See. Respect. Listen. Love.

2

When Hurricane Katrina flooded our one-story house in 2005, it claimed treasured and irreplaceable items such as our wedding album and family videos while graciously sparing the crap in the attic that was there because we didn’t want it in the first place.  Gee, thanks.  My revenge came from unwittingly sparing a few boxes of personal mementos in my apparently waterproof office simply because we didn’t have room in the house.  I do my best work by accident.

Included in those mementos, believe it or not, was a college research paper that is now a quarter-century old, presented to Dr.
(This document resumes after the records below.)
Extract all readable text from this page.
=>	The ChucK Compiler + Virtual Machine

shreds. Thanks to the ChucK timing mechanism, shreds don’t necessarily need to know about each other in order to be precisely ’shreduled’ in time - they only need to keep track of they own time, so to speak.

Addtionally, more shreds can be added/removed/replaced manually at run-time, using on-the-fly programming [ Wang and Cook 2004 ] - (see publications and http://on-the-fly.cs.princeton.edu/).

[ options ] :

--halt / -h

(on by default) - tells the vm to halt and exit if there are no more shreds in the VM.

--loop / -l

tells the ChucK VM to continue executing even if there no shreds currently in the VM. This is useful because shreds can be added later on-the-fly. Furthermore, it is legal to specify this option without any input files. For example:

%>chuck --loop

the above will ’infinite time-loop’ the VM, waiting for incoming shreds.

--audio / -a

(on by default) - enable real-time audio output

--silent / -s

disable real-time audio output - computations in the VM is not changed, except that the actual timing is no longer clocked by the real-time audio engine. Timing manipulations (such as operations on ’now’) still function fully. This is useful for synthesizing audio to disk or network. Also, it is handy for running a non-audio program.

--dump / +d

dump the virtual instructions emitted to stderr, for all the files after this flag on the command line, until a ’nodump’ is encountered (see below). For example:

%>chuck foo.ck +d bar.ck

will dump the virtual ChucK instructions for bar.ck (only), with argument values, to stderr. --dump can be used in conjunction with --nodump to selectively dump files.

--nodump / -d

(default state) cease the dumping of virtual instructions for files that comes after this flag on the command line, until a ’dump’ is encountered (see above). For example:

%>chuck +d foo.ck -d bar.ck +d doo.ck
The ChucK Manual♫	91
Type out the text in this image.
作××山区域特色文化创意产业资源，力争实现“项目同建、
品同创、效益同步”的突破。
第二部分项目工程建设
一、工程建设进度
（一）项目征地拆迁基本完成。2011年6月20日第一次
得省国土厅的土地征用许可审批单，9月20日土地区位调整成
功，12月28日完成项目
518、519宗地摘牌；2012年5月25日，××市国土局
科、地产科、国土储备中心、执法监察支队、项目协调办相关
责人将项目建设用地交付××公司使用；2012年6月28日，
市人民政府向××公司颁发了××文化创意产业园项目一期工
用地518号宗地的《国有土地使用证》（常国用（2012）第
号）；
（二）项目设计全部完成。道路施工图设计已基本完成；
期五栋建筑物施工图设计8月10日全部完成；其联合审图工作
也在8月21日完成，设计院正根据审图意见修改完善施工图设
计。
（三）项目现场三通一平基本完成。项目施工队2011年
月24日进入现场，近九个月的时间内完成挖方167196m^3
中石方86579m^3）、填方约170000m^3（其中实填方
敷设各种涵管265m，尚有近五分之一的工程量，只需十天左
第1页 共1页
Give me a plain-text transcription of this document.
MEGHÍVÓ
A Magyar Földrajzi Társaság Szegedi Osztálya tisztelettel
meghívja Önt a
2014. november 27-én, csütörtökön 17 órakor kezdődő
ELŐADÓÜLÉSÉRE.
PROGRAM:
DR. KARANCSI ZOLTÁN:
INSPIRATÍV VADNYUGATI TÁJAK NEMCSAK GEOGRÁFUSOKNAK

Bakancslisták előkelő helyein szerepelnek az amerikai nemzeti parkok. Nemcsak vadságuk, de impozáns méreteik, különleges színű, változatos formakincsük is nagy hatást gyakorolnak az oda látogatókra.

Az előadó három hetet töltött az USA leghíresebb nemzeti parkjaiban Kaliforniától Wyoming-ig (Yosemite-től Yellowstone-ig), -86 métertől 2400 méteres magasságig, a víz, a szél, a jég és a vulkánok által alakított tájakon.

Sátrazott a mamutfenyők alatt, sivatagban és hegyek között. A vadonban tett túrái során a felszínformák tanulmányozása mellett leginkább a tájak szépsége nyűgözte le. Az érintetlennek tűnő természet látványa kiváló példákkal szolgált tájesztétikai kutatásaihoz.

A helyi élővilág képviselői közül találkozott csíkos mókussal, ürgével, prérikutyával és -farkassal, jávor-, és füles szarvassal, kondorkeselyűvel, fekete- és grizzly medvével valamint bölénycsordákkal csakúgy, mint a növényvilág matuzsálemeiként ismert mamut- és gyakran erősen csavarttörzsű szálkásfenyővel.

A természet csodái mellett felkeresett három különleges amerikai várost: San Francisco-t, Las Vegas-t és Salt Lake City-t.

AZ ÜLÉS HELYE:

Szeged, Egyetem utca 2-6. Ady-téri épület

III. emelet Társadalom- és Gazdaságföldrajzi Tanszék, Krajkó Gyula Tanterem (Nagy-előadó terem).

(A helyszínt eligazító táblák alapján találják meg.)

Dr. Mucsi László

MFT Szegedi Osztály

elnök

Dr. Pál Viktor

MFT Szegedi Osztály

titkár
Willard Gatewood at the University of Arkansas in 1991 and titled, “Arkansas Democrats in the Presidential Election of 1928.”  That paper was painstakingly typed on an actual typewriter (yes, boys and girls, a typewriter) and placed in a transparent plastic sleeve with a white binder with my social security number (ID number at the time!) emblazoned under my name on the cover page.  I kept the paper because I was proud of it and have a tiny problem throwing things away.

I remembered that paper last week and had to go for a trip down memory lane.

I don’t think I’m to blame for watching CNN last Thursday when I saw Hillary Clinton and Donald Trump laugh at each other’s jokes the day after trading verbal sucker punches and refusing to shake hands in their final debate.  Curiosity got the best of me.  It turned out that our nation’s top presidential candidates were at the Al Smith Dinner, an annual event hosted by the Archbishop of New York to raise money for needy children, and traditionally the last time presidential candidates share a stage prior to the election every four years.

It was the reference to Al Smith that led me to turn a closet upside down to find that old research paper.

Governor Al Smith of New York was the first Catholic to lead a major party ticket in a presidential election when nominated by the Democratic Party in 1928.  Smith chose Senator Joe T. Robinson of Arkansas as his running mate, the first southerner for a major party in that role since the Civil War, and Arkansas faced a dilemma: The heavily Democratic state had one of its own on the ticket, but Smith’s Catholicism was wildly unpopular across the state.  As a result, Protestant ministers in particular led anti-Smith campaigns that allowed the small contingent of Arkansas Republicans to pull up an easy chair while the Democrats worked both sides of the campaign.

In the end, the Smith-Robinson ticket still carried Arkansas and a handful of other states in the Solid South, but Herbert Hoover won the election in a landslide.  And then the stock market crashed, followed by a great depression and second world war and so on and so forth until I wrote a research paper that I can’t seem to throw away.

Today, it is hard to imagine passionate opposition to a presidential candidate simply because s/he is Catholic.  But it happened.  I wonder what research papers will be written by twenty-year-old students about the Election of 2016 decades down the road?

As Hillary Clinton closed her speech at the Al Smith Dinner, she reflected:

And when I think about what Al Smith went through it’s important to just reflect how groundbreaking it was for him, a Catholic, to be my party’s nominee for president.  Don’t forget – school boards sent home letters with children saying that if Al Smith is elected president you will not be allowed to have or read a Bible.  Voters were told that he would annul Protestant marriages.  And I saw a story recently that said people even claimed the Holland Tunnel was a secret passageway to connect Rome and America, to help the Pope rule our country. Those appeals, appeals to fear and division, can cause us to treat each other as the Other.  Rhetoric like that makes it harder for us to see each other, to respect each other, to listen to each other. And certainly a lot harder to love our neighbor as ourselves.